• We should now be fully online following an overnight outage. Apologies for any inconvenience, we do not expect there to be any further issues.

eSATA vs SATA

Carson Dyle

Diamond Member
Jul 2, 2012
8,173
524
126
Is there any difference between a native eSATA port on a motherboard and an eSATA port that is just a cable extended from a SATA header to a port on the front or rear of a case?

In other words, is eSATA just the connector/port itself?

If no, is there any difference in performance between the two?
 

Tsavo

Platinum Member
Sep 29, 2009
2,645
37
91
Essentially just that.

eSATAp ones also provide power, but good luck finding cables for them. Most of the eSATA devices need 1-2 USB headers for power.
 

corkyg

Elite Member | Peripherals
Super Moderator
Mar 4, 2000
27,370
240
106
eSATA cables are not hared to find. There is a difference between a true eSATA port and a simple SATA port.
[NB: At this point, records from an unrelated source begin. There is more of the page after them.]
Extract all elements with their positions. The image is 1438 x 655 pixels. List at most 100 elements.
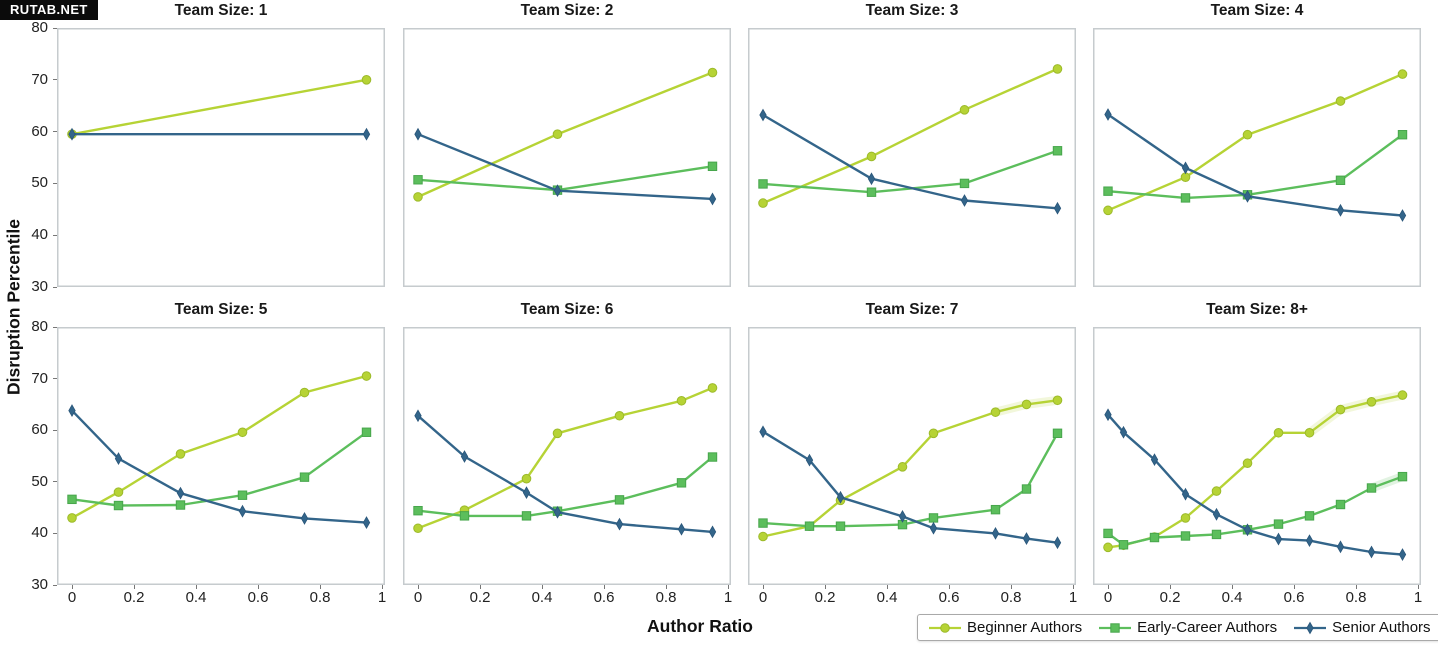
y-tick-mark	[53, 378, 57, 380]
panel-title: Team Size: 8+	[1206, 301, 1308, 318]
series-marker-diamond	[1104, 408, 1112, 422]
series-marker-circle	[1211, 486, 1222, 496]
panel-title: Team Size: 7	[865, 301, 959, 318]
series-marker-square	[707, 452, 718, 462]
series-marker-square	[1021, 484, 1032, 494]
legend-label: Beginner Authors	[967, 619, 1083, 636]
series-marker-square	[990, 504, 1001, 515]
series-marker-diamond	[1306, 621, 1314, 634]
series-marker-square	[175, 500, 186, 510]
x-tick-mark	[319, 585, 321, 589]
series-marker-diamond	[1181, 161, 1190, 175]
watermark-badge: RUTAB.NET	[0, 0, 98, 20]
series-marker-square	[413, 505, 423, 516]
series-marker-diamond	[1305, 534, 1314, 548]
x-axis-title: Author Ratio	[647, 616, 753, 636]
series-marker-circle	[1052, 64, 1063, 74]
series-marker-square	[758, 179, 768, 189]
y-tick-mark	[53, 481, 57, 483]
y-tick-mark	[53, 286, 57, 288]
x-tick-label: 0.4	[876, 589, 898, 606]
panel-plot-team-size-6	[403, 327, 731, 585]
series-line-beginner-authors	[761, 67, 1059, 205]
series-marker-square	[237, 490, 248, 500]
x-tick-label: 0.4	[531, 589, 553, 606]
series-line-senior-authors	[761, 430, 1059, 544]
series-line-early-career-authors	[761, 149, 1059, 194]
series-marker-diamond	[362, 127, 371, 141]
series-marker-diamond	[362, 516, 371, 529]
x-tick-mark	[762, 585, 764, 589]
panel-border	[57, 327, 385, 585]
series-marker-square	[835, 521, 846, 531]
series-marker-diamond	[1336, 540, 1345, 554]
series-marker-square	[1052, 428, 1063, 438]
x-tick-label: 0.2	[469, 589, 491, 606]
x-tick-label: 0.6	[1283, 589, 1305, 606]
legend-item-beginner-authors: Beginner Authors	[928, 619, 1082, 636]
series-marker-circle	[1397, 69, 1408, 79]
series-marker-diamond	[898, 509, 907, 523]
x-tick-label: 1	[377, 589, 387, 606]
series-marker-circle	[1103, 542, 1113, 553]
x-tick-label: 0.6	[938, 589, 960, 606]
x-tick-label: 0	[413, 589, 423, 606]
panel-title: Team Size: 6	[520, 301, 614, 318]
x-tick-label: 0	[758, 589, 768, 606]
y-tick-label: 30	[31, 576, 48, 593]
series-marker-diamond	[759, 425, 767, 439]
series-marker-diamond	[708, 525, 717, 539]
y-tick-label: 30	[31, 278, 48, 295]
series-marker-circle	[707, 67, 718, 78]
y-tick-label: 80	[31, 19, 48, 36]
legend-swatch-circle-icon	[929, 622, 961, 633]
legend-swatch-square-icon	[1099, 622, 1132, 633]
series-marker-square	[1304, 511, 1315, 521]
x-tick-mark	[1293, 585, 1295, 589]
legend-label: Early-Career Authors	[1137, 619, 1278, 636]
y-tick-label: 70	[31, 70, 48, 88]
series-marker-circle	[1335, 404, 1346, 415]
x-tick-mark	[1107, 585, 1109, 589]
series-marker-square	[758, 518, 768, 528]
series-marker-circle	[361, 371, 372, 381]
series-marker-circle	[1242, 458, 1253, 469]
series-marker-square	[804, 521, 815, 531]
x-tick-label: 0.8	[1000, 589, 1022, 606]
series-marker-circle	[1103, 205, 1113, 216]
panel-plot-team-size-8+	[1093, 327, 1421, 585]
series-marker-diamond	[1336, 203, 1345, 217]
x-tick-label: 0.2	[123, 589, 145, 606]
y-tick-mark	[53, 131, 57, 133]
series-line-beginner-authors	[70, 374, 368, 520]
series-marker-square	[1335, 499, 1346, 510]
series-marker-diamond	[677, 522, 686, 536]
series-marker-diamond	[414, 127, 422, 141]
series-marker-diamond	[553, 505, 562, 519]
series-marker-diamond	[114, 452, 123, 465]
series-marker-circle	[1366, 397, 1377, 407]
x-tick-mark	[886, 585, 888, 589]
panel-border	[1093, 327, 1421, 585]
panel-plot-team-size-1	[57, 28, 385, 287]
y-tick-label: 60	[31, 122, 48, 140]
series-marker-square	[299, 472, 310, 482]
series-marker-circle	[676, 395, 687, 406]
series-marker-circle	[928, 428, 939, 439]
series-marker-circle	[897, 462, 908, 472]
y-tick-mark	[53, 234, 57, 236]
x-tick-mark	[603, 585, 605, 589]
x-tick-label: 0.8	[309, 589, 331, 606]
series-marker-diamond	[1104, 108, 1112, 121]
series-marker-square	[413, 175, 423, 185]
series-line-beginner-authors	[761, 399, 1059, 538]
x-tick-label: 0.6	[593, 589, 615, 606]
y-axis-title: Disruption Percentile	[3, 218, 24, 396]
series-marker-diamond	[238, 504, 247, 518]
series-marker-diamond	[68, 127, 76, 141]
series-marker-diamond	[1367, 545, 1376, 559]
x-tick-mark	[1417, 585, 1419, 589]
x-tick-mark	[1010, 585, 1012, 589]
series-marker-square	[1397, 130, 1408, 140]
x-tick-mark	[948, 585, 950, 589]
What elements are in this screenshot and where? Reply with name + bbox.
If you use the normal SATA port cabled to an eSATA device, it will be seen as an internal drive. You won't then be able to turn off write caching and thus you may lose true hot plugging.

eSATA cables have squeeze latches - plain SATA do not.
 
Last edited:

GAO

Member
Dec 10, 2009
96
1
71
In order for eSATA to be transmitted on cables 2 meters in length, the minimum transmission voltage for eSATA was raised by 100 mV over (internal) SATA, and the minimum required receive voltage sensitivity at the device was lowered by 85 mV.

Your internal SATA chip isn't required to implement this and probably does not. You may be fine with shorter cable and maybe even longer, but it isn't guaranteed.

EDIT: I believe if you keep the cable length under 3 feet you should be fine.